Introduction
Data science is now the highest paid job profile in the last three consecutive years on record. However, this is not an astonishing fact as surveys conducted by McKinsey had already predicted the disruption that data science would cause in the upcoming years. Not only have the results of the survey come true but data science has successfully crossed the expectations of these forecasts. That said, there are still some major doubts regarding data scientist work profile. While some of the professionals consider that data science requires completely new and different skills, others opine that reskilling is the key to enter this prospective field. While there is some ground reality in both the arguments, the overall picture of data science needs further attention and discussion. Let’s start navigating in this direction.
The skill set of a data scientist
The skill set of a data scientist is very vast and dynamic because of the interdisciplinary nature of this field. Programming skills are the first and foremost requirement for data science. Although there is no restriction on the use of any programming language, the two most preferred programming languages include Python and R. In addition to this, the knowledge of mathematics is extremely important. Mathematics foundation for computer science allows a person to gain technical expertise and follow a numerical methodology for deriving solutions to the problem. The knowledge of statistics as well as advanced algorithms is extremely important to gain a comprehensive understanding of the life cycle of data science. Data scientists should also have the knowledge of data structures as well as soft computing.
Apart from the above mentioned primary skills, the secondary skills of data scientists include communication and data visualization. Data visualization is a technique in which data scientists are expected to structure the findings and analysis in the form of a graphical manner. With help of good communication skills, data scientists are able to convey their research findings to the audience in an appropriate and lucid manner.

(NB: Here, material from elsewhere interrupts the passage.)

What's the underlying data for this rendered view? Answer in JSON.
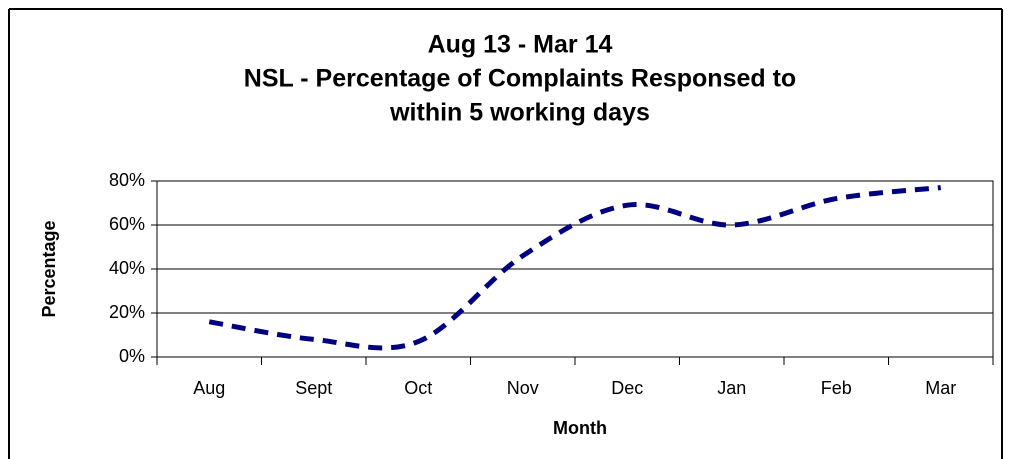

What does a data scientist do?
The chief role of a data scientist is to analyse large sets of data and derive meaningful insights from these data sets. A data scientist first collects various types of data sets from different sources and establishes their reliability and validity. This is an important stage because data acts as a raw material for all the processes that are to be carried out by a data scientist. It is for this reason that the data scientist needs to be sure about the authenticity of the data sets. In the second stage, a data scientist goes for the cleansing process in which he transforms the unstructured data sets into structured data sets. It is at this stage that redundant data sets are removed and the remaining data sets are carried forward for further processing. The data that is obtained from this stage is subjected to the treatment of different algorithms and selective techniques so that appropriate insights can be derived. Finally, a data scientist communicates the findings in the form of different data visualization techniques.
How does a data scientist help businesses?

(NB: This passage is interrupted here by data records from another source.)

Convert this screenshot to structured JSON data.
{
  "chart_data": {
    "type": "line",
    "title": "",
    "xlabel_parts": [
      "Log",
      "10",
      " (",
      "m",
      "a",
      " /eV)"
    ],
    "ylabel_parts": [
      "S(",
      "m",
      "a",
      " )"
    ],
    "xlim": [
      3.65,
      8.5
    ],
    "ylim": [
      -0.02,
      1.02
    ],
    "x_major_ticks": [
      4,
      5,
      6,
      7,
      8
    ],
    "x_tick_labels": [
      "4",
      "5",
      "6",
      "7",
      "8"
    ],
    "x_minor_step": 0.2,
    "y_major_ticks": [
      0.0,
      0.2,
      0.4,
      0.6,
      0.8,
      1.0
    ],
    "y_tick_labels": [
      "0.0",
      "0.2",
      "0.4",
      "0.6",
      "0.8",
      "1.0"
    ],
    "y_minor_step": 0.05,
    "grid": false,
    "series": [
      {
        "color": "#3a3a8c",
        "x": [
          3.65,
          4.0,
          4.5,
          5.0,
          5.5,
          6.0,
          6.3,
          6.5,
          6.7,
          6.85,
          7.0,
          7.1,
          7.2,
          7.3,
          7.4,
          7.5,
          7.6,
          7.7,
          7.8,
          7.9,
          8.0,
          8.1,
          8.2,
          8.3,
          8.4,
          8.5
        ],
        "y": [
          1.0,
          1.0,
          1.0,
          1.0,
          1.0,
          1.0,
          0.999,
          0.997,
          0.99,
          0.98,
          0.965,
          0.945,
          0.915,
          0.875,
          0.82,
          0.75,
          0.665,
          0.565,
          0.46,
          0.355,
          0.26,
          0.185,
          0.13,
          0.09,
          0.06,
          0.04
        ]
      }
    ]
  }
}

A data scientist helps businesses at various levels. There are instances when a business needs to invest in a particular sector and wants to conduct a pre-assessment of that sector. This is where a data scientist can conduct a survey, derive analytics and comment upon the feasibility of investment in that sector with the help of predictive analytics.

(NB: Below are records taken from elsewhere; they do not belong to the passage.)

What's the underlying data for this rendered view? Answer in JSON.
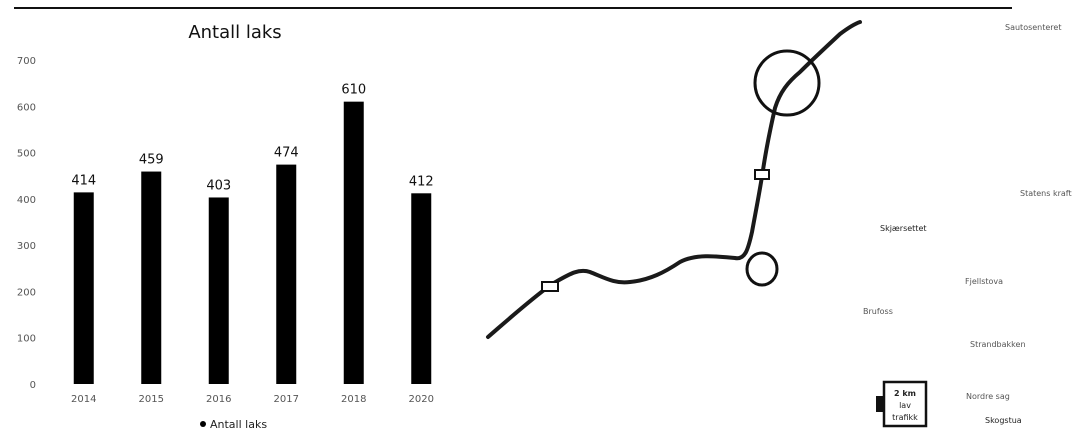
{
  "chart_data": {
    "type": "bar",
    "title": "Antall laks",
    "categories": [
      "2014",
      "2015",
      "2016",
      "2017",
      "2018",
      "2020"
    ],
    "series": [
      {
        "name": "Antall laks",
        "values": [
          414,
          459,
          403,
          474,
          610,
          412
        ]
      }
    ],
    "ylim": [
      0,
      700
    ],
    "yticks": [
      0,
      100,
      200,
      300,
      400,
      500,
      600,
      700
    ],
    "grid": false,
    "legend": "bottom",
    "bar_color": "#000000"
  },
  "map": {
    "labels": [
      "Sautosenteret",
      "Statens kraftnett",
      "Skjærsettet",
      "Fjellstova",
      "Brufoss",
      "Strandbakken",
      "Nordre sag",
      "Skogstua"
    ],
    "scale": [
      "2 km",
      "lav",
      "trafikk"
    ],
    "line_color": "#1a1a1a"
  }
}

Moreover, a data scientist also helps a business in the process of decision making. For instance, there may emerge situations when the people at the helm of affairs are divided on the market potential of a particular product. A data scientist can resolve the dilemma about the product by making quantitative forecasts. In this way, the role of a data scientist to a business organization is that of a guide and a strategist.
Concluding remarks and the way ahead
The work profile of a data scientist is multifaceted as well as multidimensional given the diversity of sectors he works in. As such, the role of a data scientist is considered as that of a torchbearer in the age of industry 4.0.